The South never left me. Bound by a vigorous curiosity of its personality, both the light and dark side, I experimented, emptying my feelings onto paper. I could not escape the idiosyncratic side of human nature, and in that regard the South is like no other. The question was how to capture the essence of an almost eccentric and mythical place. A place of frustration and love of equal intensity. In that journey I went back to my own roots spread across the south. There I saw the dark side and felt blessed for seeing it. I saw the humor in all its complexity and laughed as hard as any man. I have traveled with people I knew I should not, stayed the course to see where their idiocy would lead us. I hitchhiked to see the unknown, walked into beauty and gloom, all to find another hidden corner of the South’s seemingly improvised nature.
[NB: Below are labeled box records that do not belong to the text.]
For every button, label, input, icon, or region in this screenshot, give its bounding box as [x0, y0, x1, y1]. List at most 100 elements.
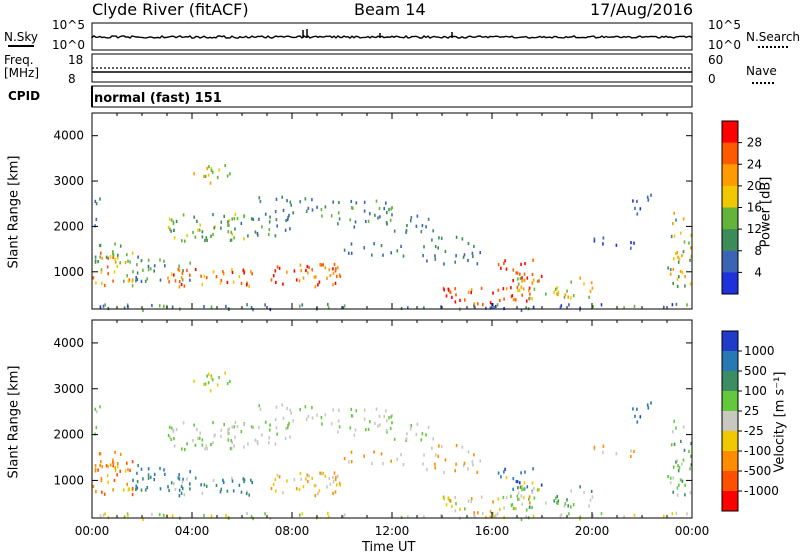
velocity-cell: [178, 494, 181, 498]
power-cell: [337, 222, 339, 226]
velocity-cell: [305, 417, 308, 421]
velocity-cell: [127, 468, 129, 472]
power-cell: [159, 258, 161, 262]
power-cell: [437, 246, 439, 250]
velocity-cell: [172, 428, 175, 432]
velocity-cell: [676, 459, 679, 463]
velocity-cell: [153, 478, 155, 482]
velocity-cell: [114, 469, 117, 473]
velocity-cell: [332, 491, 334, 496]
velocity-cell: [210, 514, 213, 518]
freq-unit: [MHz]: [4, 66, 40, 80]
velocity-cell: [286, 406, 288, 411]
power-cell: [311, 208, 314, 212]
velocity-cell: [512, 506, 515, 511]
power-cell: [678, 275, 680, 279]
power-cell: [321, 214, 323, 218]
power-cell: [432, 229, 434, 233]
power-cell: [393, 229, 396, 233]
velocity-cell: [588, 504, 590, 508]
velocity-cell: [422, 462, 424, 466]
power-cell: [103, 283, 106, 288]
velocity-cell: [213, 434, 215, 438]
velocity-cell: [512, 487, 514, 491]
power-cell: [140, 259, 143, 263]
velocity-cell: [203, 513, 205, 518]
velocity-cell: [299, 513, 301, 517]
velocity-cell: [406, 432, 408, 436]
velocity-cell: [675, 460, 677, 464]
power-cell: [406, 224, 408, 228]
velocity-cell: [159, 487, 162, 491]
velocity-cell: [169, 435, 171, 439]
velocity-cell: [229, 447, 232, 451]
power-cell: [334, 269, 337, 273]
velocity-cell: [497, 471, 500, 475]
power-cell: [464, 298, 466, 302]
velocity-cell: [212, 478, 215, 482]
power-cell: [147, 258, 150, 262]
velocity-cell: [409, 427, 412, 431]
power-cell: [623, 306, 625, 310]
power-cell: [680, 231, 682, 235]
power-cell: [227, 223, 229, 227]
velocity-cell: [227, 428, 229, 432]
power-cell: [526, 276, 529, 280]
power-cell: [250, 217, 253, 221]
velocity-cell: [517, 491, 520, 495]
velocity-cell: [311, 476, 313, 480]
velocity-cell: [634, 414, 636, 418]
velocity-cell: [524, 470, 526, 474]
velocity-cell: [163, 468, 165, 472]
velocity-cell: [189, 470, 191, 474]
velocity-cell: [95, 410, 98, 414]
power-cell: [213, 226, 215, 230]
velocity-cell: [496, 512, 499, 516]
velocity-cell: [482, 511, 484, 516]
velocity-cell: [137, 464, 139, 468]
velocity-colorbar-segment: [722, 411, 738, 432]
velocity-colorbar-tick-label: 100: [744, 384, 767, 398]
power-cell: [194, 235, 197, 239]
velocity-cell: [123, 488, 125, 492]
velocity-cell: [489, 510, 492, 514]
power-cell: [289, 200, 292, 204]
velocity-cell: [288, 421, 290, 425]
velocity-cell: [246, 512, 248, 516]
velocity-cell: [298, 487, 301, 492]
power-cell: [416, 214, 419, 218]
nsky-legend-line: [8, 45, 34, 47]
power-cell: [350, 199, 353, 204]
velocity-cell: [503, 470, 505, 474]
velocity-cell: [682, 458, 685, 462]
power-cell: [210, 234, 212, 238]
power-cell: [528, 286, 531, 290]
velocity-cell: [385, 409, 387, 413]
velocity-cell: [532, 467, 534, 471]
power-cell: [593, 237, 596, 241]
velocity-cell: [194, 476, 197, 480]
power-colorbar-segment: [722, 142, 738, 165]
power-cell: [491, 302, 494, 307]
velocity-cell: [445, 503, 448, 507]
power-cell: [415, 224, 418, 228]
velocity-cell: [231, 476, 233, 480]
power-cell: [171, 305, 174, 309]
power-cell: [201, 283, 204, 287]
power-cell: [205, 276, 208, 280]
power-cell: [505, 267, 508, 271]
velocity-cell: [477, 511, 479, 515]
velocity-cell: [396, 457, 399, 461]
power-cell: [219, 281, 222, 285]
power-cell: [454, 260, 456, 264]
power-cell: [92, 276, 95, 280]
velocity-cell: [459, 507, 461, 511]
power-cell: [127, 259, 129, 263]
power-cell: [467, 290, 470, 294]
velocity-cell: [300, 477, 302, 481]
velocity-cell: [192, 439, 194, 443]
velocity-cell: [186, 477, 188, 481]
power-cell: [250, 270, 252, 274]
power-cell: [470, 288, 473, 292]
power-cell: [246, 303, 248, 307]
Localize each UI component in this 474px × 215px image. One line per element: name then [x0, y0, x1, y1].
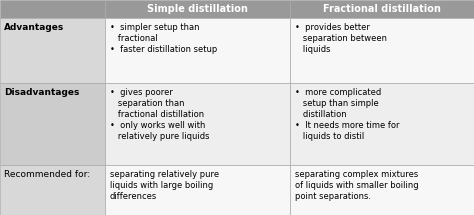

I wrote in search of the words to express its eccentricity, its slow beautiful voice, and for a peculiar magic that exists there on so many levels.
I came to realize that what I was searching for was an invisible fabric underneath the South. That image hit me hard. I needed to define that web, that ether of southern soul and spirit, and through it, give my characters and their underlying story the merit they deserve. I sought the satirical, the macabre, the gothic pulses. The sweetness, the scent of magnolia, and happy endings. I find inspiration in true love as well as the vanities that make that fall. The web is an open secret, a force threading passion, imperfection, tragedy, humor, the inane and bizarre, into even a single day. The southern web is sultry. It is beneath the sweet inflection of a woman’s voice and all that loud kindness calling out across the land. It is the slithering snake, the echo of woodpeckers, and in the swish of breeze through pines and palm. And then there is no escaping the things that are intolerable. A disgrace covering the world. Bigotry and homophobia.
And so, I have written The Steep Side of the Marble with my beautiful, tragic, inexplicable, and humorous South as a tailwind.